More than anything, these books made clear that my spiritual practice is fed by whatever is happening in my life in 'this moment.'  For example, I attended my first retreat at Plum Village in large part to deal with anger, and have continued to practice in Thich Nhat Hahn's tradition with a local sangha in order to find more calm and clarity.  One of the outcomes of my practice was finally being able to take the decision to make a baby, after years of uncertainty and doubt.  And we actually conceived after I returned from a 2-day mindfulness retreat, peaceful and present.

So my pregnancy is a direct result of my previous spiritual practice, and has now become my current spiritual practice - though I didn't realize that until recently.  I was actually feeling a bit down on myself for not meditating much anymore, since I haven't been attending the Tuesday meditation sessions that are just too late at night for me now. And I haven't sat on my cushion much these past few months either. 

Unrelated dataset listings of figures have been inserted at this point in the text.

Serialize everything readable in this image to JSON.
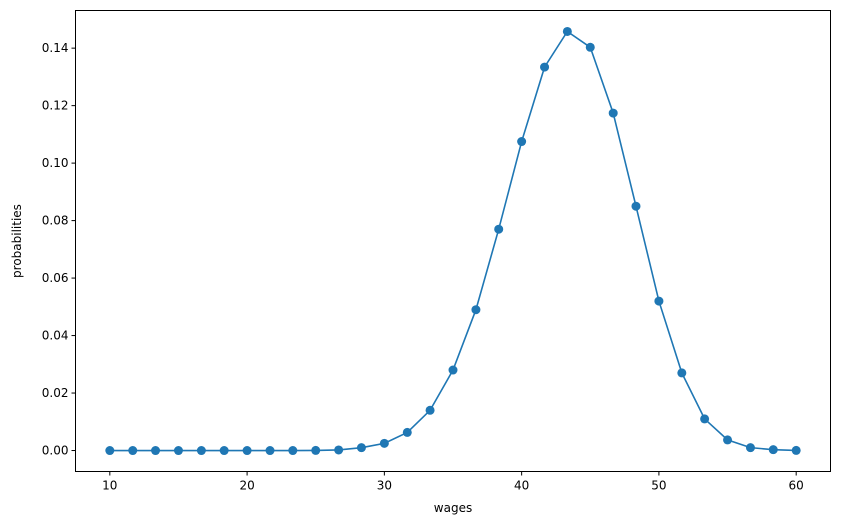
{
  "chart_data": {
    "type": "line",
    "title": "",
    "xlabel": "wages",
    "ylabel": "probabilities",
    "xlim": [
      7.5,
      62.5
    ],
    "ylim": [
      -0.0073,
      0.1531
    ],
    "xticks": [
      10,
      20,
      30,
      40,
      50,
      60
    ],
    "xtick_labels": [
      "10",
      "20",
      "30",
      "40",
      "50",
      "60"
    ],
    "yticks": [
      0,
      0.02,
      0.04,
      0.06,
      0.08,
      0.1,
      0.12,
      0.14
    ],
    "ytick_labels": [
      "0.00",
      "0.02",
      "0.04",
      "0.06",
      "0.08",
      "0.10",
      "0.12",
      "0.14"
    ],
    "grid": false,
    "marker": "circle",
    "color": "#1f77b4",
    "x": [
      10,
      11.67,
      13.33,
      15,
      16.67,
      18.33,
      20,
      21.67,
      23.33,
      25,
      26.67,
      28.33,
      30,
      31.67,
      33.33,
      35,
      36.67,
      38.33,
      40,
      41.67,
      43.33,
      45,
      46.67,
      48.33,
      50,
      51.67,
      53.33,
      55,
      56.67,
      58.33,
      60
    ],
    "y": [
      0,
      0,
      0,
      0,
      0,
      0,
      0,
      0,
      0,
      3e-05,
      0.0002,
      0.001,
      0.0025,
      0.0063,
      0.014,
      0.028,
      0.049,
      0.077,
      0.1075,
      0.1334,
      0.1458,
      0.1403,
      0.1174,
      0.085,
      0.052,
      0.027,
      0.011,
      0.0037,
      0.001,
      0.0003,
      3e-05
    ]
  }
}
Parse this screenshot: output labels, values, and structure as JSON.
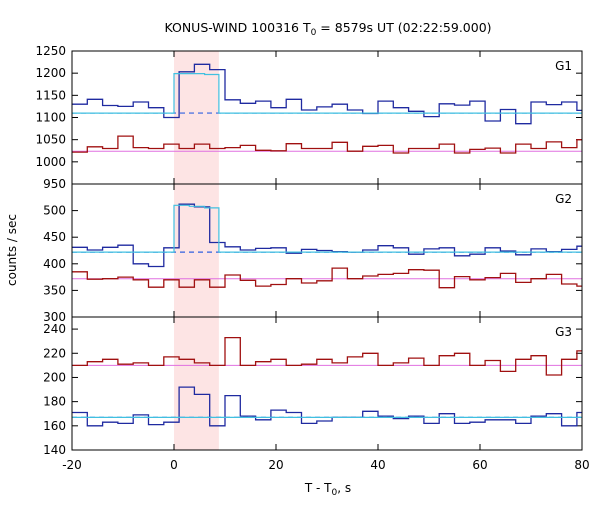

But part of what's interesting about pregnancy is that it's so physical, so embodied.  At Plum Village they use a mindfulness bell to bring you back to the present moment - each time you hear the bell (or a phone, or a clock chiming) you pause and come back to your breath for a count of 3.  While I haven't been using a bell myself, I do have a very active baby inside of me who keeps bringing me back to the here and now with one breathtaking kick in the ribs.  I'm not consciously choosing to practice mindfulness with him, but the little guy doesn't let me get away with being elsewhere for very long.  When he reminds me of his presence, he brings me back to the present.  And the present moment is both wondrous and miraculous, and sometimes even a little bit freaky. Each and every one of his wiggles and kicks is exciting, no matter how uncomfortable; as well as reassuring, since it means he's doing well.  And I'm still awestruck (and a bit weirded out) whenever I actually see him undulating under my skin like some kind of alien invader straight out of a sci-fi movie.  I never get tired of seeing and feeling him move, which keeps bringing me back over and over again to how crazy and magical it is to be carrying another life inside of me. 

While my recent reads have brought me back to a more conscious form of mindfulness, it's nice to realize that I never really stopped practicing.  My practice has just taken a different form, shifting from my meditation cushion to my growing belly.  And once baby arrives my practice will certainly shift again in ways that I can't possibly even fathom yet.  But I don't want to think too much about that yet, since I still have six more weeks of pregnancy moments to enjoy.